Guide to recycling

Starting a recycling program? Improving an existing program?

For clarity and content, you can’t beat the Recycling Guide put out by Keep America Beautiful.

Designed for facilities large and small, the guide has the breadth and depth of information to keep both the recycling newbie and professional engaged. It focuses on the balance act between increasing diversion from landfill/incineration, while reducing contamination. Fully exploring every topic in a quick guide is difficult, but an emphasis is clearly placed on bin selection and user messaging.

The highlights:

  1. Recycling should be simple and easy for the user.
  2. Each waste stream is unique. Know yours.
  3. Pair recycling and trash cans together. This may be easiest step to improving your program.
  4. Restrictive lids and visual bin “prompts” encourage users to pause and consider their disposal.
  5. Labels and signage should be simple and non-mind-numbing.
  6. Not all waste bins are the same, and features do matter.
  7. Consistency across a program is key.
  8. Bin appearances matter. A decrepit bin discourages recycling, while a well maintained bin shows a commitment to sustainability.
  9. Education is vital. It’s also hard, and can differ between spaces.
  10. Recycling programs are never perfect. The best ones continually adapt and strive for greater improvement.

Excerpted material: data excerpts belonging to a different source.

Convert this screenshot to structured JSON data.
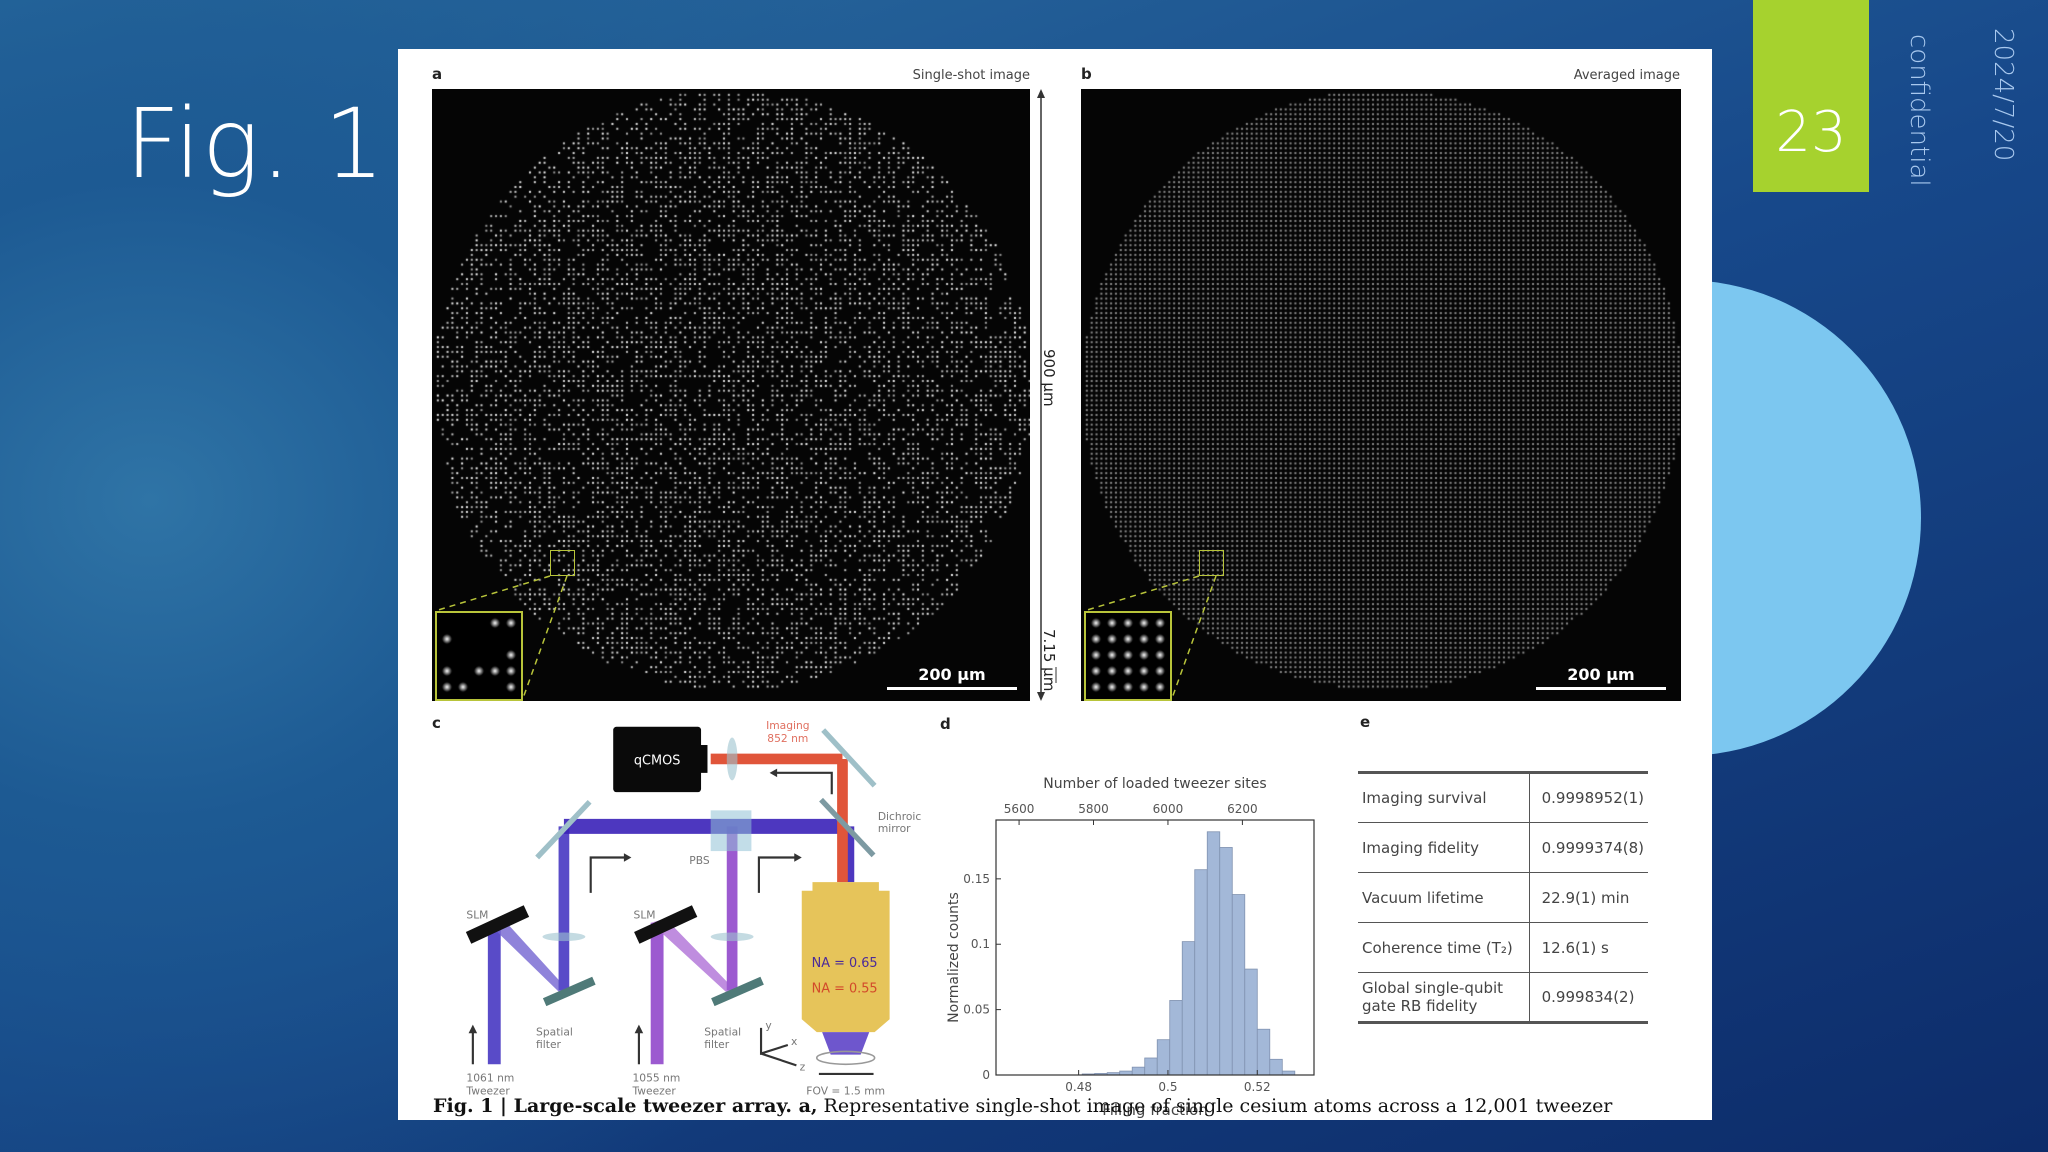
{
  "slide": {
    "title": "Fig. 1",
    "page_number": "23",
    "confidential": "confidential",
    "date": "2024/7/20"
  },
  "colors": {
    "accent_green": "#a6d22e",
    "circle": "#7cc7f0",
    "inset_border": "#b8c43a",
    "bar": "#a3b8d8"
  },
  "panel_a": {
    "label": "a",
    "title": "Single-shot image",
    "scale": "200 µm"
  },
  "panel_b": {
    "label": "b",
    "title": "Averaged image",
    "scale": "200 µm"
  },
  "dimension": {
    "height": "900 µm",
    "spacing": "7.15 µm"
  },
  "panel_c": {
    "label": "c",
    "camera": "qCMOS",
    "imaging": "Imaging",
    "imaging_wl": "852 nm",
    "dichroic": "Dichroic",
    "dichroic2": "mirror",
    "pbs": "PBS",
    "slm1": "SLM",
    "slm2": "SLM",
    "filter1a": "Spatial",
    "filter1b": "filter",
    "filter2a": "Spatial",
    "filter2b": "filter",
    "tw1a": "1061 nm",
    "tw1b": "Tweezer",
    "tw2a": "1055 nm",
    "tw2b": "Tweezer",
    "na1": "NA = 0.65",
    "na2": "NA = 0.55",
    "fov": "FOV = 1.5 mm",
    "ax_x": "x",
    "ax_y": "y",
    "ax_z": "z"
  },
  "chart_data": {
    "type": "bar",
    "label": "d",
    "title": "Number of loaded tweezer sites",
    "xlabel": "Filling fraction",
    "ylabel": "Normalized counts",
    "xlim": [
      0.4615,
      0.5327
    ],
    "ylim": [
      0,
      0.195
    ],
    "xticks": [
      {
        "v": 0.48,
        "t": "0.48"
      },
      {
        "v": 0.5,
        "t": "0.5"
      },
      {
        "v": 0.52,
        "t": "0.52"
      }
    ],
    "yticks": [
      {
        "v": 0,
        "t": "0"
      },
      {
        "v": 0.05,
        "t": "0.05"
      },
      {
        "v": 0.1,
        "t": "0.1"
      },
      {
        "v": 0.15,
        "t": "0.15"
      }
    ],
    "top_ticks": [
      {
        "v": 5600,
        "t": "5600"
      },
      {
        "v": 5800,
        "t": "5800"
      },
      {
        "v": 6000,
        "t": "6000"
      },
      {
        "v": 6200,
        "t": "6200"
      }
    ],
    "top_scale_sites_per_fraction": 12000,
    "bin_width": 0.0028,
    "bin_starts": [
      0.4808,
      0.4836,
      0.4864,
      0.4892,
      0.492,
      0.4948,
      0.4976,
      0.5004,
      0.5032,
      0.506,
      0.5088,
      0.5116,
      0.5144,
      0.5172,
      0.52,
      0.5228,
      0.5256
    ],
    "values": [
      0.0008,
      0.0012,
      0.0018,
      0.003,
      0.006,
      0.013,
      0.027,
      0.057,
      0.102,
      0.157,
      0.186,
      0.174,
      0.138,
      0.081,
      0.035,
      0.012,
      0.003
    ]
  },
  "panel_e": {
    "label": "e",
    "rows": [
      {
        "name": "Imaging survival",
        "value": "0.9998952(1)"
      },
      {
        "name": "Imaging fidelity",
        "value": "0.9999374(8)"
      },
      {
        "name": "Vacuum lifetime",
        "value": "22.9(1) min"
      },
      {
        "name": "Coherence time (T₂)",
        "value": "12.6(1) s"
      },
      {
        "name": "Global single-qubit gate RB fidelity",
        "value": "0.999834(2)"
      }
    ]
  },
  "caption": {
    "lead": "Fig. 1 | Large-scale tweezer array. a,",
    "rest": " Representative single-shot image of single cesium atoms across a 12,001 tweezer"
  }
}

The most important takeaway

The guide’s last point is the most important: the need for education is constant, and program managers should know that unless they’re moving forward and improving, they are backsliding.

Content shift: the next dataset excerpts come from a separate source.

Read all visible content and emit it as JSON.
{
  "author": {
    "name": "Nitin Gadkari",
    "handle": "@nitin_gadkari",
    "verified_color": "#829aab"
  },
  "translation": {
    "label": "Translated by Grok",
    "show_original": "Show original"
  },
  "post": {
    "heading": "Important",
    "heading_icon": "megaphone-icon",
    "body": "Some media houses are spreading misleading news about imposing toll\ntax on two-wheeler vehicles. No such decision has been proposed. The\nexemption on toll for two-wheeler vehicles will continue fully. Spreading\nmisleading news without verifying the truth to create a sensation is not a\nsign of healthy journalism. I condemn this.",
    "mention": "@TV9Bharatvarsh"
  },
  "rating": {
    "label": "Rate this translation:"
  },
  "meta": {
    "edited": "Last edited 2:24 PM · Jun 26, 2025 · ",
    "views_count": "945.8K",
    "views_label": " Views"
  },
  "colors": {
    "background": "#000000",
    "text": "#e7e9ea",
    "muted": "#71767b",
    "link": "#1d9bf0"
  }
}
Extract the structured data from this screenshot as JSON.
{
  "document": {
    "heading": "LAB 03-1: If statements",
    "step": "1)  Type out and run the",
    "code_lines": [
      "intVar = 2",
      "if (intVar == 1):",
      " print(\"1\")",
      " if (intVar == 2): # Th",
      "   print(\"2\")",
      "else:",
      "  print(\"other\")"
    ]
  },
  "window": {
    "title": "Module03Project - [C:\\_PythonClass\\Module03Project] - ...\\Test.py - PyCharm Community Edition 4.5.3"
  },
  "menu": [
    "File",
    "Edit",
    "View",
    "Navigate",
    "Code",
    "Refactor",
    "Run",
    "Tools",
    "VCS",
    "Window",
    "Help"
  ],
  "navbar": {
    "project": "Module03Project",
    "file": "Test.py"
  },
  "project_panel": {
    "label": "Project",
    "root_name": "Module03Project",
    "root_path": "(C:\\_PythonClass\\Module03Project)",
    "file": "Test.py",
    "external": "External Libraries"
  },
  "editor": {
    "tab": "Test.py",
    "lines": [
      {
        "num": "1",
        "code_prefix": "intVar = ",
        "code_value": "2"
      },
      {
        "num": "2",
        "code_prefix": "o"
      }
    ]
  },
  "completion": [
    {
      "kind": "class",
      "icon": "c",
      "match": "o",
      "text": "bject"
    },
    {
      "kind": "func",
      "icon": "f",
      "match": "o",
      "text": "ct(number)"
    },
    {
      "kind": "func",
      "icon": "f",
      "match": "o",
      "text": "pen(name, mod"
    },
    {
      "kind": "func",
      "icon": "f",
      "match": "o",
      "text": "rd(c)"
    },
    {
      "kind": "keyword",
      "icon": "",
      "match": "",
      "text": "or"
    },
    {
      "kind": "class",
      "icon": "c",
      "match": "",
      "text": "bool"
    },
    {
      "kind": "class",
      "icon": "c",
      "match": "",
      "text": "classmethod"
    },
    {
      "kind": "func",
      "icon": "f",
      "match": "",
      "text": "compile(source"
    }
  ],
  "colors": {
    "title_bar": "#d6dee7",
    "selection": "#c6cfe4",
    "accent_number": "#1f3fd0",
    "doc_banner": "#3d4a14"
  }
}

A program in its infancy can make big gains through a few simple fixes, as outlined above. Only after the program builds community buy-in and begins to capture a significant percentage of traditional recyclable materials (bottles, cans, paper) should leaders contemplate adding new collected materials, like food waste and compostables. Nothing will destroy an entire recycling program faster than a poorly executed organics program that stinks and attracts vermin.

The final, and never-ending step of a recycling program is material reduction. Of course, it can be a goal throughout the program building process, but once you’ve begun capturing most of the recyclable materials, that’s when reduction begins in earnest. Behavior and system change, along with sustainable procurement, becomes the primary focus.

A recycling coordinator’s job is never well and truly done.